Öte yandan Kıbrıs’ın her iki tarafında da şu an için çok güçlü olmayan ama gittikçe güçlenen hakim trend statükonun kabul edilmesi yönündedir. Güneydeki baskı içeriden gelmekte, toplum ELAM gibi örgütlerden faydalanan defansif aşırı sağcı duruşa doğru kayma göstermektedir. Kuzeyde ise baskı, Kıbrıslı Türkleri Türkiye politikaları ve “Afrika’ya” saldıran milliyetçileri güçlendirmeye yönelik bir siyasi kültüre doğru gitmeye zorladığından dışarıdan gelmektedir.  Bu gruplar halen daha büyük önem taşımamakla birlikte Kıbrıs siyasi ikliminin bu doğrultuda ilerlediği görülmektedir.

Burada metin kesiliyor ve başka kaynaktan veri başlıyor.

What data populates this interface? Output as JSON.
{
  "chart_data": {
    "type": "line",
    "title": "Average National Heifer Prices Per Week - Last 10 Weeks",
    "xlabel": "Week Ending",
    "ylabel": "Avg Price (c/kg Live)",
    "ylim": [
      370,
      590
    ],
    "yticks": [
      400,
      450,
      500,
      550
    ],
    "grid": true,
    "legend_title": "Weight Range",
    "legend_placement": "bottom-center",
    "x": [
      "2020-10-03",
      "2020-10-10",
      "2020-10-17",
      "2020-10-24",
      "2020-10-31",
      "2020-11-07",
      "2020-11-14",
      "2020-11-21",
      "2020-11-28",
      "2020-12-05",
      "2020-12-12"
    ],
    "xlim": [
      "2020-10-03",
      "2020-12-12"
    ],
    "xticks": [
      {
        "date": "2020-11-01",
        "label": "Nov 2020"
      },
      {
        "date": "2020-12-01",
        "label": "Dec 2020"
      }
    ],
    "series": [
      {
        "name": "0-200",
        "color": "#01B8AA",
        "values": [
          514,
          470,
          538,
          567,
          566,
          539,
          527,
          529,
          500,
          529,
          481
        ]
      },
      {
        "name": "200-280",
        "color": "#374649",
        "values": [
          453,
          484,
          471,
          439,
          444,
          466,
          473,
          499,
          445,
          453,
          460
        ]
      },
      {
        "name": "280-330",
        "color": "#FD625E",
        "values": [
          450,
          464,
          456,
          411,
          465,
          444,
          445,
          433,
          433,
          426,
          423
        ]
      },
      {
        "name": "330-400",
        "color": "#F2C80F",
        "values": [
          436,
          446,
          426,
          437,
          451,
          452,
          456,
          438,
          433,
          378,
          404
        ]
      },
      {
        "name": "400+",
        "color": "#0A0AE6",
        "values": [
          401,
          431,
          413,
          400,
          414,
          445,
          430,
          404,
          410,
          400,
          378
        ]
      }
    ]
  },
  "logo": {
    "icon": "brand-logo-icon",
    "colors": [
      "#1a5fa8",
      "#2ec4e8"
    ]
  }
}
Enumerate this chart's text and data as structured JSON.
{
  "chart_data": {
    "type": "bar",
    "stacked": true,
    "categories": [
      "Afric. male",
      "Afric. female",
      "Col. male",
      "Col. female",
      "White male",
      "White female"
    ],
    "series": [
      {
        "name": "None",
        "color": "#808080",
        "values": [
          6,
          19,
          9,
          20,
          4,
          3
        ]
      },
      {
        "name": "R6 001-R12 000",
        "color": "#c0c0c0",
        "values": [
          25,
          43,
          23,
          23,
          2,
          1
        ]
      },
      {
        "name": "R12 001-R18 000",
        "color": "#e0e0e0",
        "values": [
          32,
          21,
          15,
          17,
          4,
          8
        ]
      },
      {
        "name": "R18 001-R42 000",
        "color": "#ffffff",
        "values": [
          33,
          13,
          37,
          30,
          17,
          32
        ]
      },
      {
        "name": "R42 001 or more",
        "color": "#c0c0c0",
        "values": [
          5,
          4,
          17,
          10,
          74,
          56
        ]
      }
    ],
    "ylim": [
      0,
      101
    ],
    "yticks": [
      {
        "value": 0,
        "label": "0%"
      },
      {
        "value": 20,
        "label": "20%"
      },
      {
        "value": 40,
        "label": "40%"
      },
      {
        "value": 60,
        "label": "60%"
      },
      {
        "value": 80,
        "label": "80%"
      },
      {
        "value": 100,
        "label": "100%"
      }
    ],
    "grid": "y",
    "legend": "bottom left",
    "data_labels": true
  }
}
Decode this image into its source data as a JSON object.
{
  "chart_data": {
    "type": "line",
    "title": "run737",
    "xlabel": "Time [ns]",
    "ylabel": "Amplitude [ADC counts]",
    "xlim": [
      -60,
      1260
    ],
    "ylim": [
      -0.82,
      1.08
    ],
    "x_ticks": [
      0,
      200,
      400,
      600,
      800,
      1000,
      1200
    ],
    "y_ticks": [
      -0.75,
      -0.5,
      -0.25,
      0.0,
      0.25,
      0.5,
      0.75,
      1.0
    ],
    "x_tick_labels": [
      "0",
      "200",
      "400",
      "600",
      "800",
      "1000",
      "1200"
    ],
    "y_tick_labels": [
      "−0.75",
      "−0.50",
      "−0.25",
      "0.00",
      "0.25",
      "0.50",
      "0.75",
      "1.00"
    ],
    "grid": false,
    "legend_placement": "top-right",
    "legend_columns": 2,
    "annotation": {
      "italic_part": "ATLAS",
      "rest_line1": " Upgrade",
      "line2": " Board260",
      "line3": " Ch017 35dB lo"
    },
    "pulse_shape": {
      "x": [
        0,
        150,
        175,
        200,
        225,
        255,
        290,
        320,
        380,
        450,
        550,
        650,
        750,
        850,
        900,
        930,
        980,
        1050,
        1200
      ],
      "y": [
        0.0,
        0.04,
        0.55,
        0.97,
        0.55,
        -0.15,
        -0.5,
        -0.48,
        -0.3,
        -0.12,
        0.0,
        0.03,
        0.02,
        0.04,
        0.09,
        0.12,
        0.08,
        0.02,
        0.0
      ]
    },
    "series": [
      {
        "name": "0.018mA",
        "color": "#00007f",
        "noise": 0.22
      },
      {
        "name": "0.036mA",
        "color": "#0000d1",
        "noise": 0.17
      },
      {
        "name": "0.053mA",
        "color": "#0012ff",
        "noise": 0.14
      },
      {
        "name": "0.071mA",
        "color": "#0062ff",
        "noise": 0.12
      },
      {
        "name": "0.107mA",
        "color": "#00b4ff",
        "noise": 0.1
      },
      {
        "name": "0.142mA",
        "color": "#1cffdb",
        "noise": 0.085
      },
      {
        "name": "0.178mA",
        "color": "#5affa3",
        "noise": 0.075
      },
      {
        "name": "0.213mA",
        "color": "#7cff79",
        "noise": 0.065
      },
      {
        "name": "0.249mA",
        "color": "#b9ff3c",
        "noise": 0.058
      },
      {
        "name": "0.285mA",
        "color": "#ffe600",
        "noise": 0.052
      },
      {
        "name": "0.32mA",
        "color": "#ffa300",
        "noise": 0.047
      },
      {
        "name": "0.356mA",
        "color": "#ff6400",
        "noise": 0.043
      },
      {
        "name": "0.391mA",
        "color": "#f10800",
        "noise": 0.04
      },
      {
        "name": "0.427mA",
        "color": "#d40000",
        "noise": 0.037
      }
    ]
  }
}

Duruma daha kapsamlı şekilde bakacak olursak, çözümün nüfusun çoğunluğu için olayların doğal akışında ulaşılacak bir durum olmadığı görülmektedir. Ocak ayı seçimleri sonrası meydana gelen doğal gaz krizi, siyasi kesimin önemli bir bölümünün kısa vadede bir çözüme ulaşma amacını bir kenara bıraktığını göstermektedir. Bunun sebebi ise isteksizlik, hayal kırıklığı, ihtiyatlı olma ya da bunların hepsi olabilir. Böylelikle, siyasetçiler harekete geçip toplumları federal bir geleceğe yönlendirmeye değil, daha çok birbirlerine tepki koymaya ve olayları meydana getirmeye yatkındır. Aynı zamanda, Kıbrıs’ta yaşayan toplumlar da olgunlukla oy verebileceklerini ve federal bir çözümün referandum ile halen daha onaylanabileceğini göstermişlerdir. Bu şansı elde etme olasılığı gittikçe uzaklaşırken bir başka şansın ortaya çıkmaması da söz konusudur.